Kurt Vonnegut is also a hero of mine. I never loved any of his other books as much as I loved Slaughterhouse-Five, but I loved Billy Pilgrim enough to make up that. "Billy Pilgrim has come unstuck in time."





But it isn't even Billy that I love most; it's the unnamed speaker at the beginning of the book, the one who intrudes on Billy's story from time to time afterwards who really commands my admiration and love. This, I suspect, is the voice of Vonnegut himself, explaining how hard it was to write Slaughterhouse-Five, to put his trauma into words, all the sad things he saw, like burning the little bodies of dead children. The narrator says:





"Celine was a brave French soldier in the First World War--until his skull was cracked. After that he couldn't sleep, and there were noises in his head. He became a doctor, and he treated poor people in the daytime and he wrote grotesque novels all night. No art is possible without a dance with death, he wrote.





The truth is death, he wrote. I've fought nicely against it as long as I could...danced with it, festooned it, waltzed it around...decorated it with streamers, titilated it..."





Then, humbly, the narrator recounts the death of Lot's wife, saying that she looked back, "and I love her for that, because it was so human. So she was turned to a pillar of salt. So it goes."





Applying the concept of looking back to himself, the narrator, an American survivor of the Dresden bombing, says:





"People aren't supposed to look back. I'm certainly not going to do it anymore.





I've finished my war book now. The next one I write is going to be fun.





This one is a failure, and had to be, since it was written by a pillar of salt. It begins like this:





Listen:





Billy Pilgrim has come unstuck in time.





It ends like this:





Poo-tee-weet?"





Vonnegut gave me the permission to see myself as pillar of salt. And that is okay because salt is necessary to life. Even when we're in the midst of waltzing with death.

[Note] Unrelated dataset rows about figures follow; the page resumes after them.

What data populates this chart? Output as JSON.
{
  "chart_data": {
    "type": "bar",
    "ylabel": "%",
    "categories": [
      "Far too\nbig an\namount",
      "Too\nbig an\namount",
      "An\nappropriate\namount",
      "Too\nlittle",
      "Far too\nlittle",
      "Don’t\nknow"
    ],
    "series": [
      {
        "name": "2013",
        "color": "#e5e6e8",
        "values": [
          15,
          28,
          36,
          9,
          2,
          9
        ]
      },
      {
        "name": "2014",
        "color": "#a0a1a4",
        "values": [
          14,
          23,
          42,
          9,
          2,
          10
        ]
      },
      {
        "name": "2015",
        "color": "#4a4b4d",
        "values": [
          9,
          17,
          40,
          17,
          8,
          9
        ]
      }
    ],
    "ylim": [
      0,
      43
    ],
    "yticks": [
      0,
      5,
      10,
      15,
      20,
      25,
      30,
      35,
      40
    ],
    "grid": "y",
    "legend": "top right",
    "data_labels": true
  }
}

I will miss you, Kurt Vonnegut.





Gretchen, who visits this blog, wrote an elegy for Kurt Vonnegut and has given me permission to post it here:






For Kurt Vonnegut- 4/12/07
On the Death of a Humanist

As the sludge hit the internet,
I learned you died.
That was the punch line and
there was no music. No jazz.
No Duke Ellington’s Sophisticated Lady.
Even though you promised
music was proof of God. I was
listening to Puccini’s
O Mio Babbino Caro played on
violin and my heart cracked. It felt
like my lover perished. I could not speak.
A Howitzer trampled my body.
A knife carved out my guts.

You fought your mother’s madness,
your own suicide, and nuclear nightmare.
It’s an absurd joke that you died in
a fall after smoking like a chimney.
But that’s the way you liked it.
You were bombed and banned and
warned us our time is up. You ranted
at the power brokers spending
our children in combat. You deciphered
the pathology of inconscience. Your hero
escapes war by schizophrenia and
now they say you’re a genius.
You were imprisoned but
never a prisoner. You saw
Dresden burn and never forgot
clearing the corpses.

You played a clarinet in the storm.
You wrote missives that were
vitamins for the spirit. Saying everything
you said was bullshit anyway. Through
your character. Which got you off the hook.
But somehow made us believe anything
is possible in the whacked out country
you disavowed. You became a man
of the universe.

Still the ashes of children play
in the air over scorched earth,
for flags of nations with no name.
You made us think as we laughed.

Down to the wire- even you laughed.
You insisted we create.
You told us to be kind.

Gretchen Gersh Whitman

1 comment:

beths front porch said...

I felt like I was "coming home" when I read this. Now, why is that? I enjoyed reading about your 3.95 Dell copy, your mother's hard working efforts to give you the change to buy the book, and I can see you standing in front of the class, teaching from that book.

Do our contemporary writers have the same meaning for us as Vonnegut? I don't think so. Why is that?